The USC Andrew and Erna Viterbi School of Engineering USC Signal and Image Processing Institute USC Ming Hsieh Department of Electrical and Computer Engineering University of Southern California

Technical Report USC-SIPI-308

“Video Bit-Rate Control with Spline Approximated Rate-Distortion Characteristics”

by Liang-Jin Lin

May 1997

Digital video's increased popularity has been driven to a large extent by a flurry of recently proposed international standards (MPEG-1, MPEG-2, H.263, etc.). To transmit video streams over a communication channel, it is required to control the compression in the encoder such that the output data rate can fit to the channel. The rate control scheme is not defined in the standard and thus different strategies can be implemented in each encoder design. The control scheme defined in MPEG Test Model 5 provides a solution with very light computational overhead. However, the results are not always good for any given video sequence and channel rates. It is also difficult to adjust parameters to improve the quality without the help of some trial and error encoding tests. Several rate-distortion (R-D) based techniques have been proposed to solve these problems and generate better and more stable results.

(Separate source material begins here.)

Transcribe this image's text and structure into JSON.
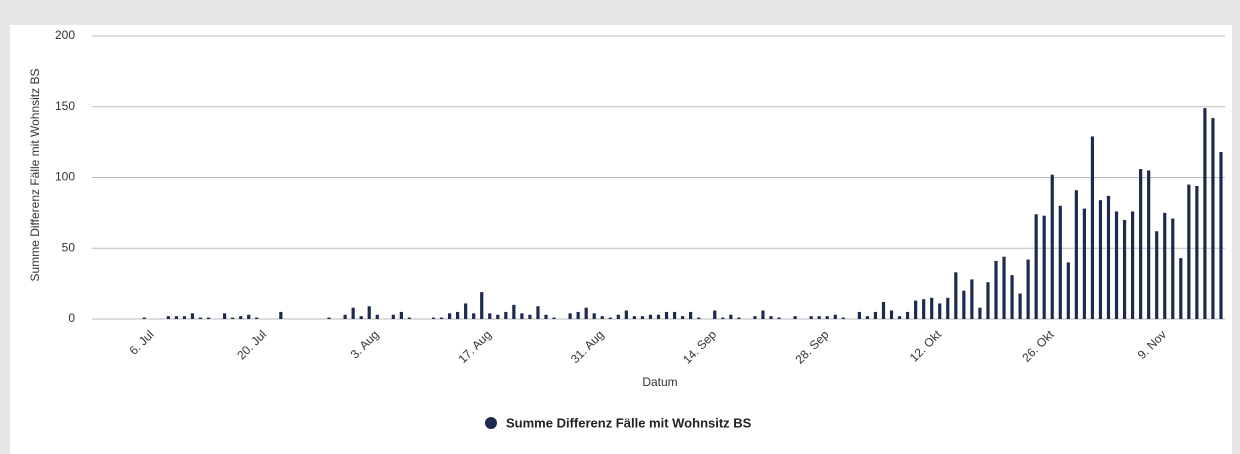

However, these approaches are complex because they require the R-D characteristics of the input data to be measured before making quantization assignment decisions.

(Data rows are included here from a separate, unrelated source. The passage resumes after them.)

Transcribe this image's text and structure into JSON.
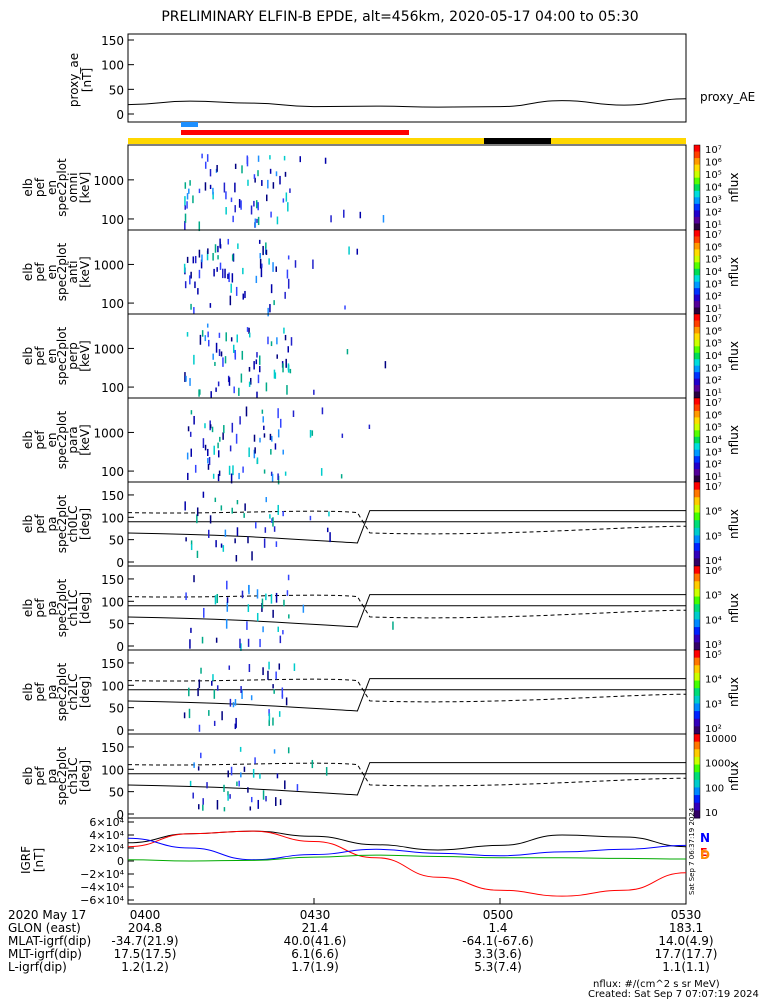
{
  "title": "PRELIMINARY ELFIN-B EPDE, alt=456km, 2020-05-17 04:00 to 05:30",
  "colors": {
    "red": "#ff0000",
    "blue": "#0000ff",
    "green": "#00aa00",
    "black": "#000000",
    "yellow": "#ffd700",
    "lightblue": "#1e90ff"
  },
  "chart_data": [
    {
      "panel": "proxy_ae",
      "type": "line",
      "ylabel": [
        "proxy_ae",
        "[nT]"
      ],
      "yticks": [
        "150",
        "100",
        "50",
        "0"
      ],
      "ylim": [
        0,
        160
      ],
      "legend": "proxy_AE",
      "x_min": [
        0,
        10,
        20,
        30,
        40,
        50,
        60,
        70,
        80,
        90
      ],
      "y": [
        19,
        26,
        22,
        15,
        16,
        14,
        15,
        27,
        18,
        31
      ]
    },
    {
      "panel": "spec_omni",
      "type": "heatmap",
      "ylabel": [
        "elb",
        "pef",
        "en",
        "spec2plot",
        "omni",
        "[keV]"
      ],
      "yticks": [
        "1000",
        "100"
      ],
      "cbar": {
        "label": "nflux",
        "ticks": [
          "10⁷",
          "10⁶",
          "10⁵",
          "10⁴",
          "10³",
          "10²",
          "10¹"
        ]
      }
    },
    {
      "panel": "spec_anti",
      "type": "heatmap",
      "ylabel": [
        "elb",
        "pef",
        "en",
        "spec2plot",
        "anti",
        "[keV]"
      ],
      "yticks": [
        "1000",
        "100"
      ],
      "cbar": {
        "label": "nflux",
        "ticks": [
          "10⁷",
          "10⁶",
          "10⁵",
          "10⁴",
          "10³",
          "10²",
          "10¹"
        ]
      }
    },
    {
      "panel": "spec_perp",
      "type": "heatmap",
      "ylabel": [
        "elb",
        "pef",
        "en",
        "spec2plot",
        "perp",
        "[keV]"
      ],
      "yticks": [
        "1000",
        "100"
      ],
      "cbar": {
        "label": "nflux",
        "ticks": [
          "10⁷",
          "10⁶",
          "10⁵",
          "10⁴",
          "10³",
          "10²",
          "10¹"
        ]
      }
    },
    {
      "panel": "spec_para",
      "type": "heatmap",
      "ylabel": [
        "elb",
        "pef",
        "en",
        "spec2plot",
        "para",
        "[keV]"
      ],
      "yticks": [
        "1000",
        "100"
      ],
      "cbar": {
        "label": "nflux",
        "ticks": [
          "10⁷",
          "10⁶",
          "10⁵",
          "10⁴",
          "10³",
          "10²",
          "10¹"
        ]
      }
    },
    {
      "panel": "pa_ch0",
      "type": "heatmap",
      "ylabel": [
        "elb",
        "pef",
        "pa",
        "spec2plot",
        "ch0LC",
        "[deg]"
      ],
      "yticks": [
        "150",
        "100",
        "50",
        "0"
      ],
      "cbar": {
        "label": "nflux",
        "ticks": [
          "10⁷",
          "10⁶",
          "10⁵",
          "10⁴"
        ]
      }
    },
    {
      "panel": "pa_ch1",
      "type": "heatmap",
      "ylabel": [
        "elb",
        "pef",
        "pa",
        "spec2plot",
        "ch1LC",
        "[deg]"
      ],
      "yticks": [
        "150",
        "100",
        "50",
        "0"
      ],
      "cbar": {
        "label": "nflux",
        "ticks": [
          "10⁶",
          "10⁵",
          "10⁴",
          "10³"
        ]
      }
    },
    {
      "panel": "pa_ch2",
      "type": "heatmap",
      "ylabel": [
        "elb",
        "pef",
        "pa",
        "spec2plot",
        "ch2LC",
        "[deg]"
      ],
      "yticks": [
        "150",
        "100",
        "50",
        "0"
      ],
      "cbar": {
        "label": "nflux",
        "ticks": [
          "10⁵",
          "10⁴",
          "10³",
          "10²"
        ]
      }
    },
    {
      "panel": "pa_ch3",
      "type": "heatmap",
      "ylabel": [
        "elb",
        "pef",
        "pa",
        "spec2plot",
        "ch3LC",
        "[deg]"
      ],
      "yticks": [
        "150",
        "100",
        "50",
        "0"
      ],
      "cbar": {
        "label": "nflux",
        "ticks": [
          "10000",
          "1000",
          "100",
          "10"
        ]
      }
    },
    {
      "panel": "igrf",
      "type": "line",
      "ylabel": [
        "IGRF",
        "[nT]"
      ],
      "yticks": [
        "6×10⁴",
        "4×10⁴",
        "2×10⁴",
        "0",
        "−2×10⁴",
        "−4×10⁴",
        "−6×10⁴"
      ],
      "ylim": [
        -60000,
        60000
      ],
      "legend": [
        "N",
        "E",
        "D"
      ],
      "series": [
        {
          "color": "black",
          "x_min": [
            0,
            10,
            20,
            30,
            40,
            50,
            60,
            70,
            80,
            90
          ],
          "y": [
            28000,
            42000,
            46000,
            38000,
            25000,
            17000,
            24000,
            40000,
            37000,
            22000
          ]
        },
        {
          "color": "red",
          "x_min": [
            0,
            10,
            20,
            30,
            40,
            50,
            60,
            70,
            80,
            90
          ],
          "y": [
            22000,
            42000,
            46000,
            30000,
            5000,
            -25000,
            -45000,
            -54000,
            -45000,
            -18000
          ]
        },
        {
          "color": "blue",
          "x_min": [
            0,
            10,
            20,
            30,
            40,
            50,
            60,
            70,
            80,
            90
          ],
          "y": [
            35000,
            20000,
            2000,
            10000,
            18000,
            12000,
            8000,
            14000,
            18000,
            24000
          ]
        },
        {
          "color": "green",
          "x_min": [
            0,
            10,
            20,
            30,
            40,
            50,
            60,
            70,
            80,
            90
          ],
          "y": [
            2000,
            0,
            1000,
            6000,
            9000,
            7000,
            5000,
            5000,
            4000,
            3000
          ]
        }
      ]
    }
  ],
  "xaxis": {
    "rows": [
      {
        "label": "2020 May 17",
        "values": [
          "0400",
          "0430",
          "0500",
          "0530"
        ]
      },
      {
        "label": "GLON (east)",
        "values": [
          "204.8",
          "21.4",
          "1.4",
          "183.1"
        ]
      },
      {
        "label": "MLAT-igrf(dip)",
        "values": [
          "-34.7(21.9)",
          "40.0(41.6)",
          "-64.1(-67.6)",
          "14.0(4.9)"
        ]
      },
      {
        "label": "MLT-igrf(dip)",
        "values": [
          "17.5(17.5)",
          "6.1(6.6)",
          "3.3(3.6)",
          "17.7(17.7)"
        ]
      },
      {
        "label": "L-igrf(dip)",
        "values": [
          "1.2(1.2)",
          "1.7(1.9)",
          "5.3(7.4)",
          "1.1(1.1)"
        ]
      }
    ]
  },
  "footer": {
    "units": "nflux: #/(cm^2 s sr MeV)",
    "created": "Created: Sat Sep  7 07:07:19 2024"
  },
  "side_stamp": "Sat Sep  7 06:37:19 2024"
}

In this research, we show how the complexity of computing the R-D data can be reduced without reducing too much the performance of the optimization procedure. We propose three stages which provide successive reductions in complexity. In the first stage, we propose an algorithm based on penalty functions and iterative gradient search, which requires less computations than those of trellis-based approaches. The second stage focuses on the approximation of rate and distortion functions. We propose an approximation method based on computing a few R-D points and interpolating the remaining points using spline functions and inter-frame dependency models. In the final stage, we propose a fast algorithm suitable for real-time encoding. The experimental results shows that better and more stable quality can be achieved by our algorithms, especially when the channel rate is low (e.g., CIF format at 192 to 256 kbits per second). All our algorithms and encoding results are compatible to standard MPEG decoder, hence can be played back by any MPEG decoder and get improved quality.